5. Production process of high core concentration polymeric amphiphilic thin film nanostructure Organic material for application against ultraviolet radiation according to Claims 1 and 2, characterized in that the organic phase is prepared under magnetic or mechanical stirring at 200 rpm and at a temperature of 50 ° C until the total dissolution of the components; the aqueous and dilution phases are prepared under mechanical agitation of 200 rpm and 25 ° C until complete surfactant solubility; emulsion formation occurs by adding the organic phase to the aqueous phase directly with mechanical stirring of 7,000 rpm, the emulsion formed being transferred to the reactor under mechanical stirring at 400 rpm, and the dilution phase being added directly to the reactor; and the system remains under vacuum of 200 mmHg, at a temperature of 50 ° C, with mechanical stirring of 400 rpm for a time period of 40 minutes for extraction of the organic solvent.

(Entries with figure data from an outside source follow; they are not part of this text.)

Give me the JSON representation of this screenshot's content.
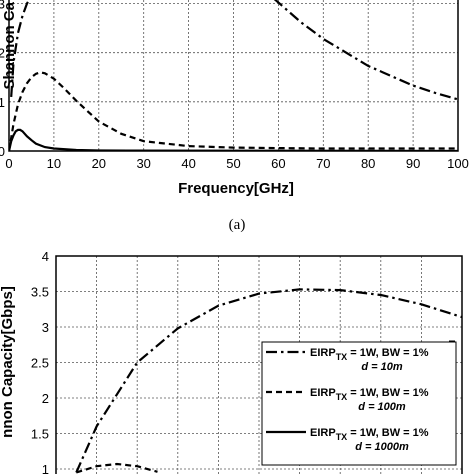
{
  "chart_data": [
    {
      "type": "line",
      "panel": "top",
      "xlabel": "Frequency[GHz]",
      "ylabel": "Shannon Ca",
      "xlim": [
        0,
        100
      ],
      "ylim": [
        0,
        3
      ],
      "xticks": [
        "0",
        "10",
        "20",
        "30",
        "40",
        "50",
        "60",
        "70",
        "80",
        "90",
        "100"
      ],
      "yticks": [
        "0",
        "1",
        "2",
        "3"
      ],
      "grid": true,
      "caption": "(a)",
      "series": [
        {
          "style": "dashdot",
          "x": [
            0.5,
            1,
            2,
            3,
            4,
            5
          ],
          "y": [
            1.1,
            1.8,
            2.4,
            2.75,
            3.0,
            3.15
          ],
          "x2": [
            59,
            65,
            70,
            80,
            90,
            95,
            100
          ],
          "y2": [
            3.1,
            2.62,
            2.28,
            1.73,
            1.33,
            1.18,
            1.05
          ]
        },
        {
          "style": "dash",
          "x": [
            0,
            1,
            2,
            3,
            4,
            5,
            6,
            7,
            8,
            10,
            12,
            15,
            20,
            25,
            30,
            40,
            50,
            60,
            70,
            80,
            100
          ],
          "y": [
            0.0,
            0.55,
            0.95,
            1.2,
            1.38,
            1.5,
            1.57,
            1.6,
            1.58,
            1.47,
            1.3,
            1.02,
            0.6,
            0.35,
            0.2,
            0.1,
            0.07,
            0.06,
            0.05,
            0.05,
            0.05
          ]
        },
        {
          "style": "solid",
          "x": [
            0,
            0.5,
            1,
            1.5,
            2,
            2.5,
            3,
            4,
            5,
            6,
            8,
            10,
            15,
            20,
            100
          ],
          "y": [
            0.0,
            0.2,
            0.32,
            0.4,
            0.43,
            0.43,
            0.4,
            0.3,
            0.22,
            0.15,
            0.08,
            0.05,
            0.02,
            0.01,
            0.0
          ]
        }
      ]
    },
    {
      "type": "line",
      "panel": "bottom",
      "ylabel": "nnon Capacity[Gbps]",
      "ylim": [
        0.9,
        4
      ],
      "xlim": [
        0,
        100
      ],
      "yticks": [
        "1",
        "1.5",
        "2",
        "2.5",
        "3",
        "3.5",
        "4"
      ],
      "grid": true,
      "legend_position": "right",
      "legend": [
        {
          "style": "dashdot",
          "line1": "EIRP",
          "sub": "TX",
          "rest": " = 1W, BW = 1%",
          "line2": "d = 10m"
        },
        {
          "style": "dash",
          "line1": "EIRP",
          "sub": "TX",
          "rest": " = 1W, BW = 1%",
          "line2": "d = 100m"
        },
        {
          "style": "solid",
          "line1": "EIRP",
          "sub": "TX",
          "rest": " = 1W, BW = 1%",
          "line2": "d = 1000m"
        }
      ],
      "series": [
        {
          "style": "dashdot",
          "x": [
            5,
            10,
            20,
            30,
            40,
            50,
            60,
            70,
            80,
            90,
            100
          ],
          "y": [
            0.95,
            1.6,
            2.5,
            2.98,
            3.3,
            3.47,
            3.53,
            3.52,
            3.45,
            3.32,
            3.14
          ]
        },
        {
          "style": "dash",
          "x": [
            5,
            10,
            15,
            20,
            25
          ],
          "y": [
            0.95,
            1.04,
            1.07,
            1.04,
            0.96
          ]
        }
      ]
    }
  ]
}
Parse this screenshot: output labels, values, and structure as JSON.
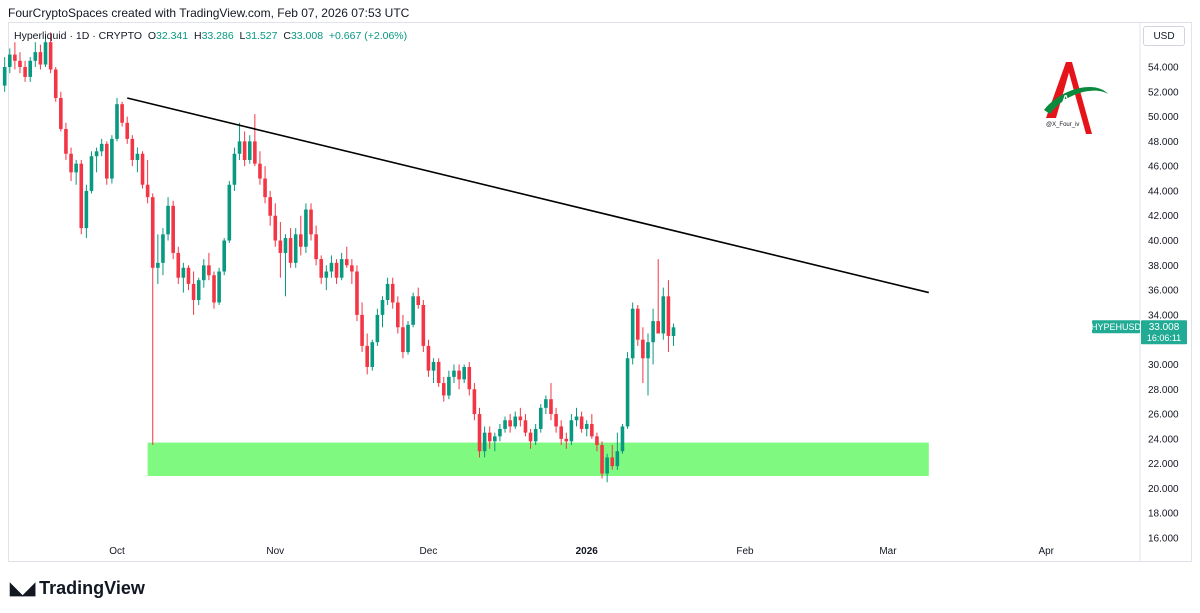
{
  "header": {
    "text": "FourCryptoSpaces created with TradingView.com, Feb 07, 2026 07:53 UTC"
  },
  "legend": {
    "symbol": "Hyperliquid · 1D · CRYPTO",
    "open_label": "O",
    "open": "32.341",
    "high_label": "H",
    "high": "33.286",
    "low_label": "L",
    "low": "31.527",
    "close_label": "C",
    "close": "33.008",
    "change": "+0.667 (+2.06%)"
  },
  "currency_button": "USD",
  "price_tag": {
    "symbol": "HYPEHUSD",
    "price": "33.008",
    "countdown": "16:06:11"
  },
  "watermark": {
    "handle": "@X_Four_iv",
    "logo_letter": "A"
  },
  "footer": {
    "brand": "TradingView",
    "icon": "tv-logo-icon"
  },
  "colors": {
    "up": "#089981",
    "down": "#f23645",
    "zone": "#80f980",
    "trendline": "#000000",
    "tag": "#22ab94"
  },
  "chart_data": {
    "type": "candlestick",
    "title": "Hyperliquid · 1D · CRYPTO",
    "ylim": [
      16,
      56
    ],
    "y_ticks": [
      "54.000",
      "52.000",
      "50.000",
      "48.000",
      "46.000",
      "44.000",
      "42.000",
      "40.000",
      "38.000",
      "36.000",
      "34.000",
      "32.000",
      "30.000",
      "28.000",
      "26.000",
      "24.000",
      "22.000",
      "20.000",
      "18.000",
      "16.000"
    ],
    "y_tick_values": [
      54,
      52,
      50,
      48,
      46,
      44,
      42,
      40,
      38,
      36,
      34,
      32,
      30,
      28,
      26,
      24,
      22,
      20,
      18,
      16
    ],
    "x_labels": [
      {
        "label": "Oct",
        "day": 0
      },
      {
        "label": "Nov",
        "day": 31
      },
      {
        "label": "Dec",
        "day": 61
      },
      {
        "label": "2026",
        "day": 92
      },
      {
        "label": "Feb",
        "day": 123
      },
      {
        "label": "Mar",
        "day": 151
      },
      {
        "label": "Apr",
        "day": 182
      }
    ],
    "first_candle_day": -22,
    "candles": [
      [
        52.5,
        54.8,
        52.0,
        54.0
      ],
      [
        54.0,
        55.5,
        53.5,
        55.0
      ],
      [
        55.0,
        56.0,
        53.8,
        54.5
      ],
      [
        54.5,
        55.2,
        53.5,
        54.0
      ],
      [
        54.0,
        54.5,
        52.8,
        53.2
      ],
      [
        53.2,
        54.8,
        52.8,
        54.5
      ],
      [
        54.5,
        56.0,
        54.0,
        55.2
      ],
      [
        55.2,
        55.8,
        53.8,
        54.2
      ],
      [
        54.2,
        56.5,
        54.0,
        56.0
      ],
      [
        56.0,
        56.8,
        53.5,
        53.8
      ],
      [
        53.8,
        54.0,
        51.2,
        51.5
      ],
      [
        51.5,
        52.0,
        48.8,
        49.0
      ],
      [
        49.0,
        49.5,
        46.5,
        47.0
      ],
      [
        47.0,
        47.5,
        44.8,
        45.5
      ],
      [
        45.5,
        46.5,
        44.5,
        46.2
      ],
      [
        46.2,
        46.5,
        40.5,
        41.0
      ],
      [
        41.0,
        44.5,
        40.2,
        44.0
      ],
      [
        44.0,
        47.2,
        43.8,
        46.8
      ],
      [
        46.8,
        47.5,
        45.5,
        47.2
      ],
      [
        47.2,
        48.2,
        46.8,
        47.8
      ],
      [
        47.8,
        48.0,
        44.5,
        45.0
      ],
      [
        45.0,
        48.5,
        44.6,
        48.2
      ],
      [
        48.2,
        51.5,
        48.0,
        51.0
      ],
      [
        51.0,
        51.2,
        49.2,
        49.5
      ],
      [
        49.5,
        50.0,
        47.8,
        48.2
      ],
      [
        48.2,
        48.5,
        46.0,
        46.5
      ],
      [
        46.5,
        47.5,
        45.5,
        47.0
      ],
      [
        47.0,
        47.2,
        44.2,
        44.5
      ],
      [
        44.5,
        46.5,
        43.0,
        43.5
      ],
      [
        43.5,
        43.8,
        23.5,
        37.8
      ],
      [
        37.8,
        40.5,
        36.5,
        38.2
      ],
      [
        38.2,
        41.0,
        37.2,
        40.5
      ],
      [
        40.5,
        43.5,
        40.0,
        42.8
      ],
      [
        42.8,
        43.2,
        38.5,
        39.0
      ],
      [
        39.0,
        39.5,
        36.5,
        37.0
      ],
      [
        37.0,
        38.2,
        35.8,
        37.8
      ],
      [
        37.8,
        38.0,
        36.0,
        36.5
      ],
      [
        36.5,
        37.5,
        34.0,
        35.2
      ],
      [
        35.2,
        37.0,
        34.8,
        36.8
      ],
      [
        36.8,
        38.5,
        36.2,
        38.0
      ],
      [
        38.0,
        39.0,
        36.8,
        37.2
      ],
      [
        37.2,
        37.5,
        34.5,
        35.0
      ],
      [
        35.0,
        37.8,
        34.8,
        37.5
      ],
      [
        37.5,
        40.2,
        37.2,
        40.0
      ],
      [
        40.0,
        44.8,
        39.8,
        44.5
      ],
      [
        44.5,
        47.5,
        44.0,
        47.0
      ],
      [
        47.0,
        49.5,
        46.5,
        48.0
      ],
      [
        48.0,
        48.8,
        46.0,
        46.5
      ],
      [
        46.5,
        48.5,
        46.2,
        48.0
      ],
      [
        48.0,
        50.2,
        46.0,
        46.2
      ],
      [
        46.2,
        47.2,
        44.5,
        45.0
      ],
      [
        45.0,
        46.0,
        43.0,
        43.5
      ],
      [
        43.5,
        44.0,
        41.2,
        42.0
      ],
      [
        42.0,
        43.0,
        39.5,
        40.0
      ],
      [
        40.0,
        41.5,
        37.0,
        39.0
      ],
      [
        39.0,
        40.5,
        35.5,
        40.2
      ],
      [
        40.2,
        41.0,
        37.8,
        38.2
      ],
      [
        38.2,
        41.0,
        37.8,
        40.5
      ],
      [
        40.5,
        42.0,
        38.8,
        39.5
      ],
      [
        39.5,
        43.0,
        39.0,
        42.5
      ],
      [
        42.5,
        43.0,
        40.0,
        40.5
      ],
      [
        40.5,
        41.2,
        38.0,
        38.5
      ],
      [
        38.5,
        38.8,
        36.5,
        37.0
      ],
      [
        37.0,
        38.0,
        36.0,
        37.5
      ],
      [
        37.5,
        38.8,
        37.0,
        38.2
      ],
      [
        38.2,
        38.5,
        36.5,
        37.0
      ],
      [
        37.0,
        39.0,
        36.8,
        38.5
      ],
      [
        38.5,
        39.5,
        37.8,
        38.0
      ],
      [
        38.0,
        38.5,
        36.5,
        37.5
      ],
      [
        37.5,
        38.0,
        33.5,
        34.0
      ],
      [
        34.0,
        35.0,
        31.0,
        31.5
      ],
      [
        31.5,
        32.5,
        29.2,
        29.8
      ],
      [
        29.8,
        32.0,
        29.5,
        31.8
      ],
      [
        31.8,
        34.5,
        31.5,
        34.0
      ],
      [
        34.0,
        35.5,
        33.0,
        35.2
      ],
      [
        35.2,
        37.0,
        34.8,
        36.5
      ],
      [
        36.5,
        37.0,
        34.5,
        35.0
      ],
      [
        35.0,
        35.5,
        32.5,
        33.0
      ],
      [
        33.0,
        34.0,
        30.5,
        31.0
      ],
      [
        31.0,
        33.5,
        30.8,
        33.2
      ],
      [
        33.2,
        35.8,
        33.0,
        35.5
      ],
      [
        35.5,
        36.2,
        34.5,
        34.8
      ],
      [
        34.8,
        35.2,
        31.0,
        31.5
      ],
      [
        31.5,
        32.0,
        29.0,
        29.5
      ],
      [
        29.5,
        30.5,
        28.5,
        30.2
      ],
      [
        30.2,
        30.5,
        28.2,
        28.5
      ],
      [
        28.5,
        29.0,
        27.0,
        27.5
      ],
      [
        27.5,
        29.5,
        27.2,
        29.0
      ],
      [
        29.0,
        30.0,
        28.5,
        29.5
      ],
      [
        29.5,
        30.0,
        28.0,
        28.8
      ],
      [
        28.8,
        30.0,
        28.5,
        29.8
      ],
      [
        29.8,
        30.2,
        27.5,
        28.0
      ],
      [
        28.0,
        28.5,
        25.5,
        26.0
      ],
      [
        26.0,
        26.5,
        22.5,
        23.0
      ],
      [
        23.0,
        25.0,
        22.5,
        24.5
      ],
      [
        24.5,
        25.0,
        23.2,
        23.8
      ],
      [
        23.8,
        24.5,
        23.0,
        24.2
      ],
      [
        24.2,
        25.2,
        23.8,
        24.8
      ],
      [
        24.8,
        25.8,
        24.5,
        25.5
      ],
      [
        25.5,
        26.0,
        24.5,
        25.0
      ],
      [
        25.0,
        26.2,
        24.8,
        25.8
      ],
      [
        25.8,
        26.5,
        25.0,
        25.5
      ],
      [
        25.5,
        26.0,
        24.2,
        24.5
      ],
      [
        24.5,
        24.8,
        23.2,
        23.8
      ],
      [
        23.8,
        25.2,
        23.5,
        24.8
      ],
      [
        24.8,
        26.8,
        24.5,
        26.5
      ],
      [
        26.5,
        27.5,
        26.0,
        27.2
      ],
      [
        27.2,
        28.5,
        25.5,
        26.0
      ],
      [
        26.0,
        26.5,
        24.5,
        25.0
      ],
      [
        25.0,
        25.5,
        23.5,
        24.0
      ],
      [
        24.0,
        24.5,
        23.2,
        23.8
      ],
      [
        23.8,
        26.0,
        23.5,
        25.5
      ],
      [
        25.5,
        26.5,
        25.0,
        25.8
      ],
      [
        25.8,
        26.2,
        24.5,
        24.8
      ],
      [
        24.8,
        25.5,
        24.2,
        25.2
      ],
      [
        25.2,
        26.0,
        24.0,
        24.2
      ],
      [
        24.2,
        24.5,
        23.0,
        23.5
      ],
      [
        23.5,
        23.8,
        20.8,
        21.2
      ],
      [
        21.2,
        22.8,
        20.5,
        22.5
      ],
      [
        22.5,
        23.5,
        21.5,
        21.8
      ],
      [
        21.8,
        24.5,
        21.5,
        23.0
      ],
      [
        23.0,
        25.2,
        22.8,
        25.0
      ],
      [
        25.0,
        31.0,
        24.8,
        30.5
      ],
      [
        30.5,
        35.0,
        30.0,
        34.5
      ],
      [
        34.5,
        34.8,
        31.5,
        32.0
      ],
      [
        32.0,
        33.0,
        28.5,
        30.5
      ],
      [
        30.5,
        32.5,
        27.5,
        31.8
      ],
      [
        31.8,
        34.5,
        30.0,
        33.5
      ],
      [
        33.5,
        38.5,
        32.8,
        32.5
      ],
      [
        32.5,
        36.2,
        32.0,
        35.5
      ],
      [
        35.5,
        36.8,
        31.0,
        32.3
      ],
      [
        32.3,
        33.3,
        31.5,
        33.0
      ]
    ],
    "trendline": {
      "from": {
        "day": 2,
        "price": 51.5
      },
      "to": {
        "day": 159,
        "price": 35.8
      }
    },
    "support_zone": {
      "from_day": 6,
      "to_day": 159,
      "low": 21.0,
      "high": 23.7
    }
  }
}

Process for the production of a high-concentration polymeric amphiphilic blend thin-film nanostructure of an organic character for application against ultraviolet radiation according to claim 5, characterized in that a blend of the core shell is used for constitution of the core shell. polycaprolone hydrophobic polymer mixed with the polyoxyethylene or polyoxypropylene hydrophilic copolymers, and the combination of at least two ultraviolet radiation shielding chemicals to form the core.